There's also a Korean ripoff of Wonder Woman, it's available online, but I never actually saw the thing outside of the opening.
 

Yorick

Well-Known Member
Joined
Oct 6, 2008
Messages
744
Reaction score
81
It never ever will because the two driving forces behind it are man-children that will never get along.
"Twice Upon A Time" is now on DVD...MOD DVD, but still...it's arrived on DVD. And it has both versions, and it has commentary. This is what I've heard. I love this film 100% - especially the John Korty version. He is the main man, and inventor of Lumage, so his artistic vision is the one I would choose if I could only have one. I like the other version too, but...Mr. Korty is THE guy. No offense to anyone else.

Here's what both versions have: A highly original look and story/dialogue, heart, and fantastic music throughout!

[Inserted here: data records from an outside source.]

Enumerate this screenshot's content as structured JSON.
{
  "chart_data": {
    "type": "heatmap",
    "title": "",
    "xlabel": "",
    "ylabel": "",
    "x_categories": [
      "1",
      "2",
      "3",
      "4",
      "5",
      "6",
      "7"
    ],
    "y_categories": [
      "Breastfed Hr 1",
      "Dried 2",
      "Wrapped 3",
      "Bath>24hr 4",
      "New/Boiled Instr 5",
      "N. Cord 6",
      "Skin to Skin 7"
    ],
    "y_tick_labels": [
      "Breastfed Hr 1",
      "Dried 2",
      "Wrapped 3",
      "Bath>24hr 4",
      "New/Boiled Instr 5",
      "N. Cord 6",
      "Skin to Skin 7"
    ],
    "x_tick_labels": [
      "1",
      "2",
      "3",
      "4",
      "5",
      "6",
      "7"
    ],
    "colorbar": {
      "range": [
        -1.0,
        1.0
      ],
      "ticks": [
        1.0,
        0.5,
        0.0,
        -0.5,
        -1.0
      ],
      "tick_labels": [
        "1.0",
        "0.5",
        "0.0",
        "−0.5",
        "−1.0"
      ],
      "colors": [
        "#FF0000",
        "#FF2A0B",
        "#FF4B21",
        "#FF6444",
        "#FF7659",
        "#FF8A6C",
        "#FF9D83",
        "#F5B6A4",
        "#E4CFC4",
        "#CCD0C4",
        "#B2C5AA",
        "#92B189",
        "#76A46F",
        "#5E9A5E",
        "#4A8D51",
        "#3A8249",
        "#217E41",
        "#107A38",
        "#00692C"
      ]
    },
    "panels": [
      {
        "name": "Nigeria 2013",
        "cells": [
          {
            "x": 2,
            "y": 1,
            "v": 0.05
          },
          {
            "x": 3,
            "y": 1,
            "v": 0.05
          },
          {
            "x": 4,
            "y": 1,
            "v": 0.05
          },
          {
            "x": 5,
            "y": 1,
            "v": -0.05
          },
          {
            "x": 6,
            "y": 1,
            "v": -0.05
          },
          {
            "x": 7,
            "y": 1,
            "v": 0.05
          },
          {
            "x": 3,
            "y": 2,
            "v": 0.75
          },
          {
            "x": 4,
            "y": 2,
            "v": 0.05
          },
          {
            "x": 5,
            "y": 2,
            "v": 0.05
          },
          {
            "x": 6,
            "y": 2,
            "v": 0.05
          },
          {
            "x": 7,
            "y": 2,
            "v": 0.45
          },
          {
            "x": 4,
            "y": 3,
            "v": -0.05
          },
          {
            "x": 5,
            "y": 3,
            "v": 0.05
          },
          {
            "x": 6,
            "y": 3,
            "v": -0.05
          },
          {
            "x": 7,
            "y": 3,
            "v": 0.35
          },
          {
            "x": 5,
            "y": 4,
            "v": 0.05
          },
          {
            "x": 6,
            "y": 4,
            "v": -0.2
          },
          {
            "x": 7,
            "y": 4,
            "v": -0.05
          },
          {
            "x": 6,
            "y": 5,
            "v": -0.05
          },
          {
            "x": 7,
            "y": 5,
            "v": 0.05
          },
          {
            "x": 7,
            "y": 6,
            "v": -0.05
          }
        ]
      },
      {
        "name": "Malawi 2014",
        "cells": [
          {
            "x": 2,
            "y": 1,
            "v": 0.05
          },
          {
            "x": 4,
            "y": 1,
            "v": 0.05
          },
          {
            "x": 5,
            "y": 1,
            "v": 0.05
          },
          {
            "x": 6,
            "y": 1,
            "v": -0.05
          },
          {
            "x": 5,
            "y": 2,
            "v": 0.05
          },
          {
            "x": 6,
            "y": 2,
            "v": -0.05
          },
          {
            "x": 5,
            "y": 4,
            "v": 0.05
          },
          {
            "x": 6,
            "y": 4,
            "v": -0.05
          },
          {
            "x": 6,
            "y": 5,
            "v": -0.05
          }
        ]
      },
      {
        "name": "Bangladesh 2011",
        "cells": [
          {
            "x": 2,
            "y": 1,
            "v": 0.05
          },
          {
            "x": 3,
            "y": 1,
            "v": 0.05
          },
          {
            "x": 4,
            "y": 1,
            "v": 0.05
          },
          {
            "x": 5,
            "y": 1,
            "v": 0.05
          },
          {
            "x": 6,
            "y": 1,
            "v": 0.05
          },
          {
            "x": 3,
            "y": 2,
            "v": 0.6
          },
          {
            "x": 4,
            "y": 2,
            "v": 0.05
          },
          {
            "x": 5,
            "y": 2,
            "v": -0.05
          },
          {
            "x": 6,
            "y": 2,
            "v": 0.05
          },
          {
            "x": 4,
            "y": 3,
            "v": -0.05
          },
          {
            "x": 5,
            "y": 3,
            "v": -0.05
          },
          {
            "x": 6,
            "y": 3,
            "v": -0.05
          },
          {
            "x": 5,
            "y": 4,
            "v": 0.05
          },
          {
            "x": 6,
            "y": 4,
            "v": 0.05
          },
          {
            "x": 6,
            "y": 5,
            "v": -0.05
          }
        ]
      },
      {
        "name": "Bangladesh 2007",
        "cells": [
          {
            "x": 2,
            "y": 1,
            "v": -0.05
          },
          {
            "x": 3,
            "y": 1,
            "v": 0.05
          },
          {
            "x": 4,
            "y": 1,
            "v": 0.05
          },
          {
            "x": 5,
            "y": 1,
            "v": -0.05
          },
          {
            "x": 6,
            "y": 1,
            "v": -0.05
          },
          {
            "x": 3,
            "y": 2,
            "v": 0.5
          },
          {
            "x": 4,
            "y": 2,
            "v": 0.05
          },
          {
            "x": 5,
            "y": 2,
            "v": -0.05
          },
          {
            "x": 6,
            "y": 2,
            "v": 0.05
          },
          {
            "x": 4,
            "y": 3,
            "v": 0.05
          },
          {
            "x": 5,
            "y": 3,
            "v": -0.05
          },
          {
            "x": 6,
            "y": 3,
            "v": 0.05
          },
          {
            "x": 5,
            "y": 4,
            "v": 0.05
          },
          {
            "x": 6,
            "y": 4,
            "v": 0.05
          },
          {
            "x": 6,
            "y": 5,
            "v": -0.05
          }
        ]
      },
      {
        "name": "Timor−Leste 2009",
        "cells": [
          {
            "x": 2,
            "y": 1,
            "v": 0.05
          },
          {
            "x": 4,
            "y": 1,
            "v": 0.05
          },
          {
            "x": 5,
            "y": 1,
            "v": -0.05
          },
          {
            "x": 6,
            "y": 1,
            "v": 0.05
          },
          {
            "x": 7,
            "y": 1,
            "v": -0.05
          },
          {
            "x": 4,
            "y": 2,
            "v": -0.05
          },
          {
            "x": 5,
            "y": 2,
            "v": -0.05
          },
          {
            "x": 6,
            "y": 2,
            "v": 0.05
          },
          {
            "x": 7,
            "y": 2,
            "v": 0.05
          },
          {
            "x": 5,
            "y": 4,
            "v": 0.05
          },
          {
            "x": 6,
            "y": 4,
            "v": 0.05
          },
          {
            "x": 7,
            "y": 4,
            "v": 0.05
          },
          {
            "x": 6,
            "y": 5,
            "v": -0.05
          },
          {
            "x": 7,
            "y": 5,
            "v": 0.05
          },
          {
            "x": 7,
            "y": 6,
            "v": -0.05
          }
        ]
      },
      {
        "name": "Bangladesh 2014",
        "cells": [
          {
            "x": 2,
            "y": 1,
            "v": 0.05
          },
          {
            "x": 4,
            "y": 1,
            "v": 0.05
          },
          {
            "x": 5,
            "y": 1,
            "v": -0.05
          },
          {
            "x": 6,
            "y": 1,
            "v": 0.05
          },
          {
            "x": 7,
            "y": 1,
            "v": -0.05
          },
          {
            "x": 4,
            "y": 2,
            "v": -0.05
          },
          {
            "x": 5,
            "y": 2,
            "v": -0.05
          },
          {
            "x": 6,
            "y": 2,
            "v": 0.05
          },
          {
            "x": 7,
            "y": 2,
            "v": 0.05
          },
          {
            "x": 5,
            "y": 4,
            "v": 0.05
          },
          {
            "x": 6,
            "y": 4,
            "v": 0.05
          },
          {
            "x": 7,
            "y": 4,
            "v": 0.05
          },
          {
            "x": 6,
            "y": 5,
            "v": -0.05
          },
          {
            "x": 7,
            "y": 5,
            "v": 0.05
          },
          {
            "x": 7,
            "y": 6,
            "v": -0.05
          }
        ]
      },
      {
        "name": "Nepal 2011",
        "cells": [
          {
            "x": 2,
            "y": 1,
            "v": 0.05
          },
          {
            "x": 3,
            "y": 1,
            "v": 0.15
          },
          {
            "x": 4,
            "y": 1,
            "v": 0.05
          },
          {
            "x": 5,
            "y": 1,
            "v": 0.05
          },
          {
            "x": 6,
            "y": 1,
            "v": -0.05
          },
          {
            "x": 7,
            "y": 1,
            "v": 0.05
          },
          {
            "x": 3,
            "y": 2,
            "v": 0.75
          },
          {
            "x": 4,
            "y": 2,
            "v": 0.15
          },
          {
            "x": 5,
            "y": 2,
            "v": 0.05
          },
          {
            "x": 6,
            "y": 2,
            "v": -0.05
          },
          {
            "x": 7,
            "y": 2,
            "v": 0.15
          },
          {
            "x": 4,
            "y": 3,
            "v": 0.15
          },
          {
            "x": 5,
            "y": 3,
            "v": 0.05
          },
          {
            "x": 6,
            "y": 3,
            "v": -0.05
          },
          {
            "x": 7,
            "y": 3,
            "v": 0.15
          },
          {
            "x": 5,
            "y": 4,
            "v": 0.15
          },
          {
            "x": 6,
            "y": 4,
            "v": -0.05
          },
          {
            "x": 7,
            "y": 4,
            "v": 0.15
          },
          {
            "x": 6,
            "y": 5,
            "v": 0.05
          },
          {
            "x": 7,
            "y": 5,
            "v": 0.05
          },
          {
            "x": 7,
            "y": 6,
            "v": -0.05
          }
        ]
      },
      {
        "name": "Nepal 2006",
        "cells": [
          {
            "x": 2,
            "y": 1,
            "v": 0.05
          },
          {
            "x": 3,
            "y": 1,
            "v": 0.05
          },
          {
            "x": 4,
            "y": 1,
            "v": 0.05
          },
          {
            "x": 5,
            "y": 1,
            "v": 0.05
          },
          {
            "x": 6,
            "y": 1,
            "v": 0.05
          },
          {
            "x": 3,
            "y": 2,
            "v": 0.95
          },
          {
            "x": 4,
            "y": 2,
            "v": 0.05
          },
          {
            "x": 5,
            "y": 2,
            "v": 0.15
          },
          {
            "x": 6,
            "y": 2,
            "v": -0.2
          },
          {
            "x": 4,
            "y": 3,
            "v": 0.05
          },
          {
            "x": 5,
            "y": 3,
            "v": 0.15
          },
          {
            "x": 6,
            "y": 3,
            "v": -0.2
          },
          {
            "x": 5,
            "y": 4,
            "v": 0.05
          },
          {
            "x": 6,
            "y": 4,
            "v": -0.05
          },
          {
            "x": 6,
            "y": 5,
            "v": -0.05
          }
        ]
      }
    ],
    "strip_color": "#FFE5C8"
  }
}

There ya go. I wouldn't call it the weirdest...I'd have to think about that and get back to this thread. But it is special, indeed.
 

Yorick

Well-Known Member
Joined
Oct 6, 2008
Messages
744
Reaction score
81
But with Blues Brothers, it feels absolutely deliberate and amazingly well crafted. This is a movie where a character can run the gamut of emotions while only saying two words ("the band") over and over.
Well said...love this film. And as a passionate music lover, who doesn't listen lightly...I appreciate how they brought attention to the musicians still doing their thing at the time this film was made...which they also did with "Blues Brothers 2000"...and I love Elwood's speech in Blues Brothers 2000, as well:


In both films, the way they praised wonderful blues and soul music proved that they truly were on a mission from God, so to speak. Not just in the film by helping "the penguin".
 

Pig'sSaysAdios

Well-Known Member
Joined
Aug 12, 2015
Messages
6,418
Reaction score
4,644
I saw this independant british film on PBS. It's about this mother who just starts floating one day and keeps going higher and higher with no explaination.